Michel Bama : Un détenu de l’opération Epervier parle

Lettre rédigée de la prison centrale de Yaoundé à Kodengui par l’ex-chef de caisse au guichet financier de Douala.

A-Interprétation erronée de l’épargne des particuliers dans les guichets financiers du Crédit foncier du Cameroun en deniers publics
Le tribunal de grande instance du Mfoundi a délibéré le 11 juillet  2008 dans l’affaire ministère public/Crédit foncier du Cameroun contre Edou Joseph et autres coaccusés de détournement de deniers publics au Crédit foncier du Cameroun (Cfc). La condamnation pour détournement de deniers publics de Bama Michel en sa qualité de chef de caisse au guichet de Douala, service qui gère exclusivement les fonds privés, lance le débat sur la nature de l’épargne des particuliers gardée dans les guichets financiers du Cfc. Cette épargne constitue-t-elle le denier public ou la fortune privée ?
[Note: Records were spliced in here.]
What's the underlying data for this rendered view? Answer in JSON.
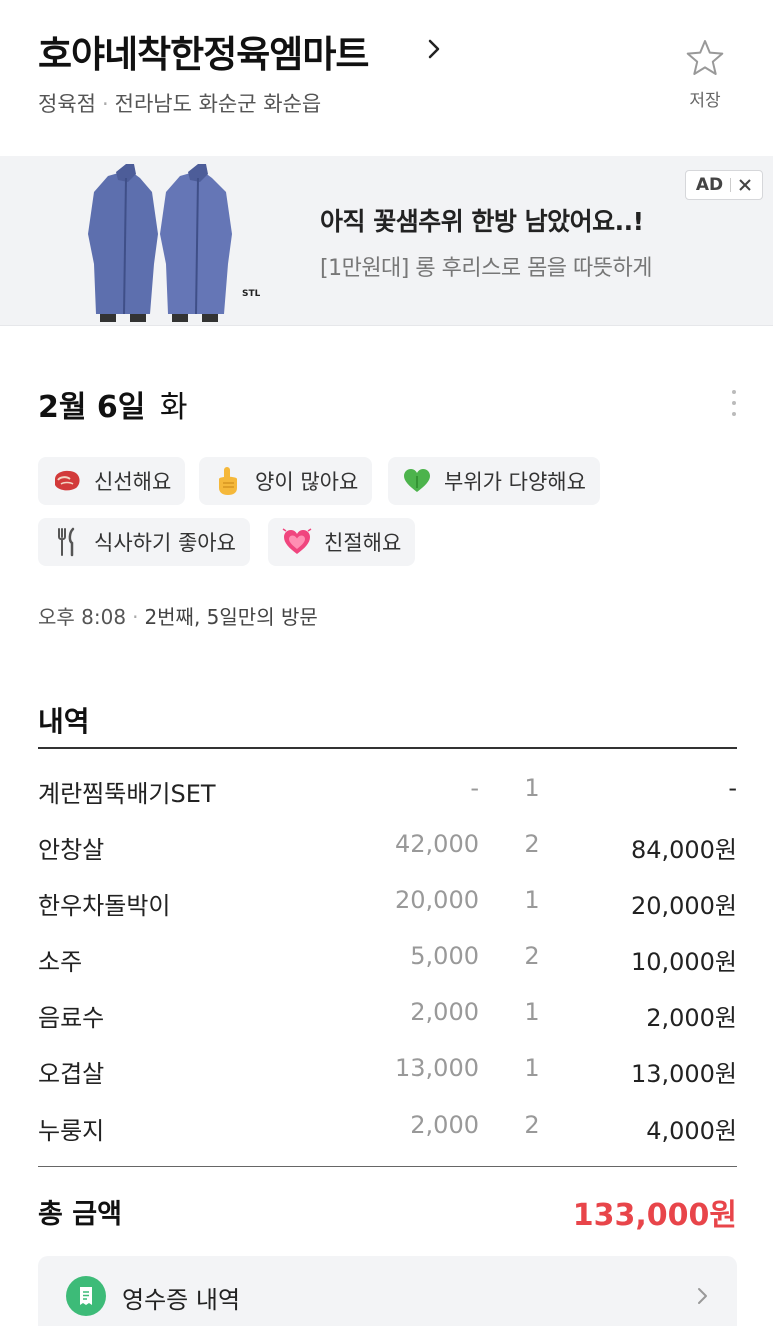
{
  "header": {
    "store_name": "호야네착한정육엠마트",
    "category": "정육점",
    "location": "전라남도 화순군 화순읍",
    "save_label": "저장"
  },
  "ad": {
    "badge": "AD",
    "title": "아직 꽃샘추위 한방 남았어요..!",
    "description": "[1만원대] 롱 후리스로 몸을 따뜻하게",
    "brand_mark": "STL"
  },
  "visit": {
    "date": "2월 6일",
    "day_of_week": "화",
    "time": "오후 8:08",
    "visit_count": "2번째, 5일만의 방문"
  },
  "tags": [
    {
      "label": "신선해요",
      "icon": "meat-icon"
    },
    {
      "label": "양이 많아요",
      "icon": "pointing-finger-icon"
    },
    {
      "label": "부위가 다양해요",
      "icon": "green-heart-icon"
    },
    {
      "label": "식사하기 좋아요",
      "icon": "fork-knife-icon"
    },
    {
      "label": "친절해요",
      "icon": "heart-icon"
    }
  ],
  "details": {
    "title": "내역",
    "items": [
      {
        "name": "계란찜뚝배기SET",
        "price": "-",
        "qty": "1",
        "sum": "-"
      },
      {
        "name": "안창살",
        "price": "42,000",
        "qty": "2",
        "sum": "84,000원"
      },
      {
        "name": "한우차돌박이",
        "price": "20,000",
        "qty": "1",
        "sum": "20,000원"
      },
      {
        "name": "소주",
        "price": "5,000",
        "qty": "2",
        "sum": "10,000원"
      },
      {
        "name": "음료수",
        "price": "2,000",
        "qty": "1",
        "sum": "2,000원"
      },
      {
        "name": "오겹살",
        "price": "13,000",
        "qty": "1",
        "sum": "13,000원"
      },
      {
        "name": "누룽지",
        "price": "2,000",
        "qty": "2",
        "sum": "4,000원"
      }
    ],
    "total_label": "총 금액",
    "total_value": "133,000원"
  },
  "receipt": {
    "label": "영수증 내역"
  },
  "colors": {
    "accent_red": "#e8454a",
    "receipt_green": "#3dbb78",
    "ad_bg": "#f2f3f5"
  }
}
Les faits remontent à janvier 2001, lorsqu’un déficit de caisse constaté au guichet financier de Douala avait été imputé à Bama Michel. Pour les mêmes faits, l’intéressé par décision de licenciement n°955 du 14 juin 2001, ne faisait plus partie des effectifs du Cfc lors de son incarcération le 1er mars 2006 dans le cadre de l’opération Epervier.
A l’audience du 1er  mars 2007 portant sur ce volet d’accusation, l’inculpé Bama Michel avait plaidé non coupable, estimant qu’il n’avait ni la charge ni la décharge  de la caisse principale du guichet financier de Douala où le déficit de caisse avait été constaté le 04 janvier 2001 et qu’on lui avait imputé à tort.
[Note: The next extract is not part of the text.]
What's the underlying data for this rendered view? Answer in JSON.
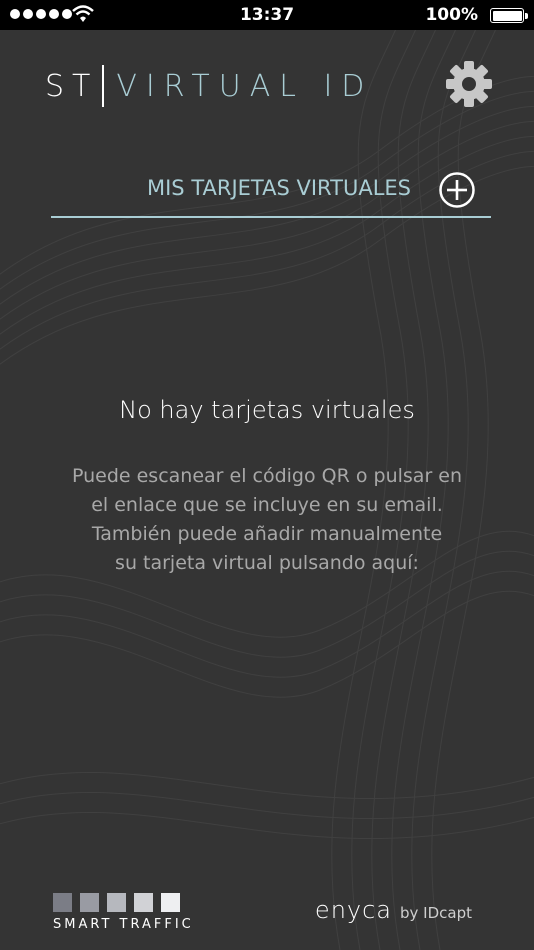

a- La charge de la caisse principale incombait au responsable du guichet financier qui assurait les fonctions de guichetier principal et de caissier principal.
b- La décharge étant la transmission au nouveau caissier principal de tous les éléments de la caisse principale consignés sur procès-verbal.
Lorsqu’on sait que :
 l’ex-chef de caisse du guichet financier de Douala détenait une clé de la caisse principale ;
- le double de cette clé de la caisse principale était détenu par une autre personne ;
- la clé de la salle forte était aussi détenue par quelqu’un d’autre ;
- le code secret de la caisse principale était resté inchangé ; ce qui n’avait pas été démenti par le conseil de discipline du 20 mars 2001, ni par le tribunal de grande instance du Mfoundi, peut-on imputer à Bama Michel, ex-chef de caisse, la responsabilité du déficit de caisse survenu au guichet financier de Douala ?
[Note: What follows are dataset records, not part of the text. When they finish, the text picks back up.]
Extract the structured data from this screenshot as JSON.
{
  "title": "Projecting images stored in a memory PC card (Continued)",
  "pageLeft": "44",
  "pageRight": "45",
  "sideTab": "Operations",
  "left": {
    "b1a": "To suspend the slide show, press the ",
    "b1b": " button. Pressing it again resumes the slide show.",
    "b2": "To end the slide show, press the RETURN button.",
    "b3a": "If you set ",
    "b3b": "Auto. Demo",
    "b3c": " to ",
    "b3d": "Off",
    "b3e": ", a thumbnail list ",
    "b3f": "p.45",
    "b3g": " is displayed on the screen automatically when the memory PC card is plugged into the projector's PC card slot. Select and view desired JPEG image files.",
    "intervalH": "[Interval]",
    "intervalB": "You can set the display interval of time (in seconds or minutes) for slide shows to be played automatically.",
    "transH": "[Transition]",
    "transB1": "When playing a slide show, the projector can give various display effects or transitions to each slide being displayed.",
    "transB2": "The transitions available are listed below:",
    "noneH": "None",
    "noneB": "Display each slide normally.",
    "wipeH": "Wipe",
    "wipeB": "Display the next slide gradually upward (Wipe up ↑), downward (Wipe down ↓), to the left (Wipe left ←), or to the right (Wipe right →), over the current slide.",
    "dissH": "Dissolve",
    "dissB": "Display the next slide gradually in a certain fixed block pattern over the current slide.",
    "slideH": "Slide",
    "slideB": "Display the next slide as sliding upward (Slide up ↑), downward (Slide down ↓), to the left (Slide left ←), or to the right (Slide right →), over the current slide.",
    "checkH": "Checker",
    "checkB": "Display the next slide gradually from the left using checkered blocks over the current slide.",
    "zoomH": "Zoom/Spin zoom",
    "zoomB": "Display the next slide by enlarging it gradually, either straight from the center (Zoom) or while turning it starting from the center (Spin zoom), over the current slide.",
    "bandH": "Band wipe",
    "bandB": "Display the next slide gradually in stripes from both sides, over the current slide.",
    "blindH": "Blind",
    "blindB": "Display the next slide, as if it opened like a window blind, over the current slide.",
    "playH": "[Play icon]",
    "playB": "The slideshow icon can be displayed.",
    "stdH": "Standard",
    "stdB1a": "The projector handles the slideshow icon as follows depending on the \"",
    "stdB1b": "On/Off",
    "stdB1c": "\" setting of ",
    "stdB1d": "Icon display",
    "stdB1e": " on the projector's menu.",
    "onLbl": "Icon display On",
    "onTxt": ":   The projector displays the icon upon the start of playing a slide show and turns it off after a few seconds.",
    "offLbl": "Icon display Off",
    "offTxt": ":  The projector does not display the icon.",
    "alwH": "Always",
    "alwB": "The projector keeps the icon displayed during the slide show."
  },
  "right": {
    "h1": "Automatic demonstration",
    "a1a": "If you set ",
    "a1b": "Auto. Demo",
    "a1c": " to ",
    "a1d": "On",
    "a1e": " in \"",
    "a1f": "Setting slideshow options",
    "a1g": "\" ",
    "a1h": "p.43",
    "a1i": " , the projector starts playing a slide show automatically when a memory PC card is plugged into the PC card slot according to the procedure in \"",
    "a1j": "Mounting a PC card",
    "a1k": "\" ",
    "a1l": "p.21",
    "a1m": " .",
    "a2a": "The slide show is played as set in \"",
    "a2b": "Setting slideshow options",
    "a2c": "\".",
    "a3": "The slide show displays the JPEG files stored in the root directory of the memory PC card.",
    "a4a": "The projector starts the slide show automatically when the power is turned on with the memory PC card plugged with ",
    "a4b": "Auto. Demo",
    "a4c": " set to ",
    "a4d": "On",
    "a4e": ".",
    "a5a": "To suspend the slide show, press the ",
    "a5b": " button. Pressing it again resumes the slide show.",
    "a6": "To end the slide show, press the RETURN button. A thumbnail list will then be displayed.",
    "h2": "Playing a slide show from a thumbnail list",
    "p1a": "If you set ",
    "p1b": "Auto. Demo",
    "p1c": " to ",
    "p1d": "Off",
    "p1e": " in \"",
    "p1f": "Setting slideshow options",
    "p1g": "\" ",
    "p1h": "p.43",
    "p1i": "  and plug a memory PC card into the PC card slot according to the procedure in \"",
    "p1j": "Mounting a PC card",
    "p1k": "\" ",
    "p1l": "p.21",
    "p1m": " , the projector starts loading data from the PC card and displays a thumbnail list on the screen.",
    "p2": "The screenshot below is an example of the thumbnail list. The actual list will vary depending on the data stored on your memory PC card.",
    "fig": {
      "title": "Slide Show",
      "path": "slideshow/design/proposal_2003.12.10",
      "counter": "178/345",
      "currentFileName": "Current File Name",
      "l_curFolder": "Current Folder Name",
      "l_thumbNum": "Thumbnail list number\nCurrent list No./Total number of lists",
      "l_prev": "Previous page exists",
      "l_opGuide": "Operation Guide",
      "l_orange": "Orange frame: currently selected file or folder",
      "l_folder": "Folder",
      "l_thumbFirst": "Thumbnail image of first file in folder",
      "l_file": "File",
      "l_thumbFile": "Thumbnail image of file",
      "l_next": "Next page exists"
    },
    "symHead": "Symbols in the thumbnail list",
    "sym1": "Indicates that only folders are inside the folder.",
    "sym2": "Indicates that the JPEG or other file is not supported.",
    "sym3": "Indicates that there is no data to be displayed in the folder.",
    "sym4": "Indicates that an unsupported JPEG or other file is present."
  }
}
Le tribunal qui, aux dires du représentant du Cfc, avait relevé que l’ex-chef de caisse pouvait créer son code secret comme toute autre personne, démontrait sans le savoir que la caisse principale du guichet financier de Douala était accessible à plusieurs personnes.
La nature des fonds gérés dans les guichets financiers du Cfc
Intervenant dans le cadre des plaidoiries, la défense assurée par Me Mben Sylvestre avait expliqué que les guichets financiers au Cfc traitent les opérations de versements et de retraits des clients des guichets dans leurs comptes d’épargne  et courants. Le guichet financier du Cfc gère donc les fonds privés et non les fonds publics.
La concurrence aux banques commerciales
Créé pour financer l’habitat social au Cameroun, le Cfc a connu, dans les années 90, les secousses de la crise économique qui ont entraîné la suspension par le ministère des Finances du reversement de la contribution crédit foncier (Ccf) au Crédit foncier du Cameroun.
Pour faire face aux charges de fonctionnement, la Direction générale du Cfc avait obtenu du ministère des Finances l’autorisation d’ouverture d’un service de banque commerciale appelé guichet financier. L’ouverture d’un guichet financier à Yaoundé, puis à Douala, avait soulevé le mécontentement des banques commerciales qui avaient estimé que : bénéficiant d’une taxe parafiscale, le Cfc ne devait plus mobiliser la fortune privée.
L’épargne gardée dans les guichets financiers au même titre que les fonds privés dont le greffier a la garde dans sa juridiction ne constitue pas les avoirs de l’Etat.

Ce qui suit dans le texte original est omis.